GPT-2 gets 5 BLEU,稍弱于word by word,On the WMT-14 English-French test set

Question Answering
针对事实类问题生成正确答案的能力。Natural Questions dataset (Kwiatkowski et al., 2019)
GPT-2 answers 4.1% 精准匹配的正确率。

讨论及结论

泛化vs记忆

问题:
重复数据会导致系统性能的偏高估计,比如:images net的数据就是偏高了。因此,需要研究测试数据和训练数据的重叠程度,并降低比率。

方法:
Bloom filters 8-grams 处理接近重复的tokens

结果:
测试集与训练集1-6% overlap withWeb-Text train;平均是3.2%的重叠率。

Generalization vs Memory

Problem: Repeated data can lead to an overestimation of system performance, for example, the data in ImageNet is biased. Therefore, it is necessary to study the degree of overlap between the test data and the training data and reduce the ratio.

Method: Use Bloom filters 8-grams to handle tokens that are nearly duplicated.

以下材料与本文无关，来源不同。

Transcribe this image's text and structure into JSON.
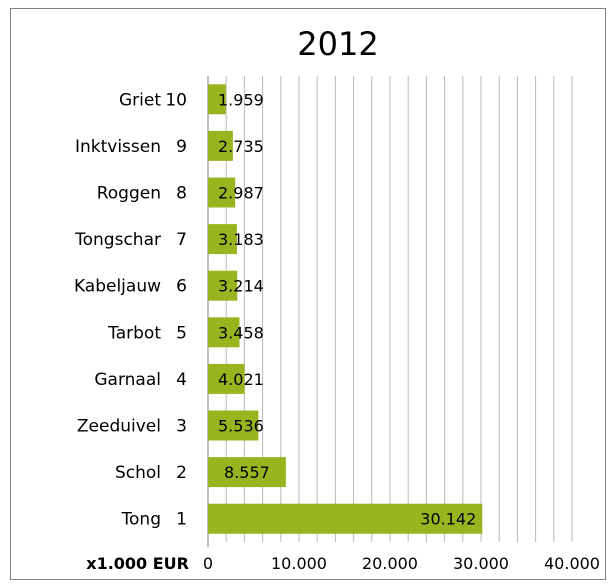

Result: The overlap rate between the test set and the training set is 1-6% with Web-Text train; the average is 3.2% overlap rate.

结论1

相关研究&后续&结论

相关研究:

性能衡量是在更大数据集上训练更大的数据模型。
Jozefowicz et al. (2016) which scaled RNN based language models on the 1 Billion Word
Benchmark.

Related Research: Performance is measured by training larger data models on larger datasets. Jozefowicz et al. (2016) scaled RNN-based language models on the 1 Billion Word Benchmark.

讨论:

  • 对研究结果进行论述,指出了unsupervised task learning 在前景研究领域中具有极大的探索潜力。
  • GPT-2 作为零样本性能的基线在许多任务上取得了显著成果,但其在fine tuning 方面的潜力尚未完全探明,需要进一步深入研究。
  • 基于先前在GPT fine tuning 方面的成功经验,将进一步探讨额外的训练数据以及提升GPT-2 容量是否能够弥补单向表达所带来的低效问题。

Discussion:

  • Discuss the research results, pointing out that unsupervised task learning has great exploration potential in promising research fields.
  • GPT-2 has achieved significant achievements as a baseline for zero-shot performance on many tasks, but its potential for fine-tuning has not been fully explored and needs further in-depth research.
  • Based on previous success in fine-tuning GPT, further explore whether additional training data and improving the capacity of GPT-2 can compensate for the inefficiency caused by one-way expression.

结论:

1.基于充足的多样化的数据集上训练出来的大语言模型能够执行好跨领域任务和数据集的。
2.GPT-2以zero-shots的方式,在8个测试数据集中,有7个提升了SOTA性能
3.基于充足的多样的文本集训练出来的high-capacity model是能够解决大量任务,而且不需要明确的监督者。

Conclusion:

  1. Large language models trained on sufficient and diverse datasets can perform well across domains and datasets.
  2. GPT-2 improves the SOTA performance in 7 out of 8 test datasets in a zero-shot manner.
  3. High-capacity models trained on sufficient and diverse text sets can solve a large number of tasks and do not require explicit supervision.

我的点评

GPT2其本身只是GPT3的一个过渡产品,本身并没有掀起过多的浪花。因为很快,接近一年后,重磅产品chatgpt3就要发布了。

GPT-2 is just a transitional product of GPT-3, and it doesn’t cause much stir itself. Soon, within a year, the heavyweight product ChatGPT-3 will be released.